A few months ago I informed my dad of my decision to start making all the bread we eat, rather than buy it at the store, and asked him to help me find a few recipes to try. Being the bread making genius that he is, he found a few, helped my modify them to fit my needs and sent me on my way. I have made one of those recipes at least once a week since then, and having almost perfected it, I decided to try the other today. I've put it off this long because it calls for 18 cups of whole wheat flour, which is insane to me. I couldn't wrap my brain around the idea of that much flour--plus I had no desire to spend the time grinding that much flour. Also, something told me I didn't have a bowl big enough to handle that.

That something was right.

I started with my biggest bowl, which was 2/3 the way full from the liquid alone. When I had mixed in about 10 cups of flour I knew I was really in trouble. I made it to 14 cups before my arm was too tired from mixing. At that point I had no room anyway, so I put two cups of flour on the counter and dumped the mixture on it. I then spent the next 20 minutes chasing it around the counter and calling to Jeremy to add more flour.

Here's a picture of the monstrosity (and my double chin), which had to weigh more than most one year olds.
And then I realized that if I didn't have a bowl big enough for mixing, I most certainly didn't have a bowl big enough for rising. So now it's sitting in my largest stockpot, and I'm hoping it'll hold it. I hope it's not super delicious because I'm throwing that recipe away.

----------------

Tyler is a boy after his father's heart. His latest obsession is tires. More specifically, rhino tires. He has spent all morning carrying around the rubber tires off of a toy that he thinks is a rhino. He's been very distressed about it because they torn and he just wails on and on that his "rhino tires are broken!" It's sad and sweet all at the same time. It's no coincidence that his dad currently has the same obsession, except on a much larger scale.

Can you see how he has the little rubber tires loaded in the back of the truck and on the trailer? And the little dog in the bed of the truck just kills me.

---------------

Also, we're excited about Jeremy's brother who just received his mission call to Ecuador Guayaquil South Mission. We'll miss him but are so proud of his decision to serve. And I'm a little jealous of the fact that he probably won't see snow for the next two years.

Wednesday, March 4

{Mostly} Wordless Wednesday

Mmmm, Mmmm, Mmmm, dirty air.

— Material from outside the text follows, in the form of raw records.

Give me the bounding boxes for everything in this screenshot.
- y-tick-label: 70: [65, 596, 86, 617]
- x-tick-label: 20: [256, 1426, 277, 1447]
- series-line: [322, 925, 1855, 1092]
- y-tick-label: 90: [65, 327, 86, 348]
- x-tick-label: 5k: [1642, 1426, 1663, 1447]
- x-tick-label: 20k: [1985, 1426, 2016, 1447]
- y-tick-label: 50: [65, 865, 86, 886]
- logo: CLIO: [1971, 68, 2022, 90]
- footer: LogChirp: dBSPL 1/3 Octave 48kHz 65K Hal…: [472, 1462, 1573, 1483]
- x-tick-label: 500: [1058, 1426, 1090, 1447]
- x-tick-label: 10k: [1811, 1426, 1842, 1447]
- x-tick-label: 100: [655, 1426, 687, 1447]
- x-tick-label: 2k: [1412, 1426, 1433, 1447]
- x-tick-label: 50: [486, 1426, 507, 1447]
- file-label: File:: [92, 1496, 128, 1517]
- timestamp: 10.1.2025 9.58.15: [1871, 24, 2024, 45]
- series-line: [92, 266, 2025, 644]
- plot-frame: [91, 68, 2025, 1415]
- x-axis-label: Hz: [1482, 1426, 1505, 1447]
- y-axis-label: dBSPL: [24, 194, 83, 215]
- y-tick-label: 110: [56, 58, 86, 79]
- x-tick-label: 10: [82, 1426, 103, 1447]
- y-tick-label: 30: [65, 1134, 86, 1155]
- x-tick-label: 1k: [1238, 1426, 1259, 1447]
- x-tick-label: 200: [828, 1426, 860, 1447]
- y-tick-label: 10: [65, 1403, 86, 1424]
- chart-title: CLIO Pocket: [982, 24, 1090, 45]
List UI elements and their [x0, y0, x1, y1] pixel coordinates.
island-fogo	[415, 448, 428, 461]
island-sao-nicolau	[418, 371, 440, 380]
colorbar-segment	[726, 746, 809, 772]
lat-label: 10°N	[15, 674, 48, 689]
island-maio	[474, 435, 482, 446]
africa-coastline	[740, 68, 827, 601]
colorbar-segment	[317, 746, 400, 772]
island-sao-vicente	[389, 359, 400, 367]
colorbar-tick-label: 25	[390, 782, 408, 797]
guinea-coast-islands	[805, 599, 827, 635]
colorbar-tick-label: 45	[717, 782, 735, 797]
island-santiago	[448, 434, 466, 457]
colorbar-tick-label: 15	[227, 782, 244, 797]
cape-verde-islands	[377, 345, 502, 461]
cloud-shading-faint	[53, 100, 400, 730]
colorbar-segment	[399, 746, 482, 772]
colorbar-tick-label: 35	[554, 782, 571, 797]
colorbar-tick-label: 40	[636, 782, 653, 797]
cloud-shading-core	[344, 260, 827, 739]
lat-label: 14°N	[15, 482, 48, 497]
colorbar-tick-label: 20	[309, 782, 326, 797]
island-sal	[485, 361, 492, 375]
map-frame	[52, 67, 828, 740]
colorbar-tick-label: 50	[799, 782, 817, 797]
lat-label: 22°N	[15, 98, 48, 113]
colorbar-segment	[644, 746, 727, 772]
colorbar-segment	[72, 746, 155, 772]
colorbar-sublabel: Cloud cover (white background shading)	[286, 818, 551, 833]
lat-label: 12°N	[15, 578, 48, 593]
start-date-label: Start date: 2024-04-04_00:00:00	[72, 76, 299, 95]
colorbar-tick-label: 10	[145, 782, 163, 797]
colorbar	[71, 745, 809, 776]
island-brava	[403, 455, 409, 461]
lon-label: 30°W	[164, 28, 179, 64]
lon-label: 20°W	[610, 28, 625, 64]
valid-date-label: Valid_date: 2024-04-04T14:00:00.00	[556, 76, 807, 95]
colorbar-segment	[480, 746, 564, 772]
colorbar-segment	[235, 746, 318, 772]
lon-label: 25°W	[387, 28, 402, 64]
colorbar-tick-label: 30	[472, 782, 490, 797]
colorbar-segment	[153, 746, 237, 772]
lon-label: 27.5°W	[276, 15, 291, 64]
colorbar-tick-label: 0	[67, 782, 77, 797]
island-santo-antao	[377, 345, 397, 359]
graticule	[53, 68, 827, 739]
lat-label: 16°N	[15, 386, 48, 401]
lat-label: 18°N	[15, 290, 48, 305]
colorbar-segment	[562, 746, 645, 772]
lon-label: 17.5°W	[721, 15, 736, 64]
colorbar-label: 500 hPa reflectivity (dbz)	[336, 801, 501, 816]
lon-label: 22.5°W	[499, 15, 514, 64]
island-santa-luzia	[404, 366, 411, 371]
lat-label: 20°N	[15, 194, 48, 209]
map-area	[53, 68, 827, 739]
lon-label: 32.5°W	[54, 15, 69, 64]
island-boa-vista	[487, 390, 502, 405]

Don't you want to take a big old gulp of that?

Tuesday, March 3

I know what you're thinking

I've been thinking lately.

Despite the fact that reality television stole three hours of my life last night, life is good. The past few weeks I've heard birds singing in the morning, that's always a good sign. Yesterday we went to a neighbors house and we WALKED there, because it was warm. In the evening we played "races" outside (this is where I race my kids and pretend to lose, I'm sure my neighbors think I'm a weirdo) and then when Jeremy came home he took the kids in the backyard as he barbecued some chicken, which means I got to prepare the rest of the meal in silence--I had forgotten what that's like. Thank goodness our yard is so small that a single porch light illuminates the whole thing. And even if the snow comes back, I don't care because I've had a reprieve. It's March 3rd, the worse months of the year are over. Can you tell a little sunshine and some warm weather goes a long way with me?

So I wanted to do another "would you rather" but because I'm lame I decided to steal one from the internet. And then I found this one guys site full of "would you rather's" and boy would I not like to be in this guys head. How he thinks of half of these things I'll never know--one of them has to do with sucking all the snot out of a dog until it's head caves in. Disgusting. But here's a mild one.

WOULD YOU RATHER...
be able to fly
OR
have the ability to read people's minds?

I'm going with mind reading, all the way.

And did I mention I have two hours to myself this morning to sew sew sew? Life really is good.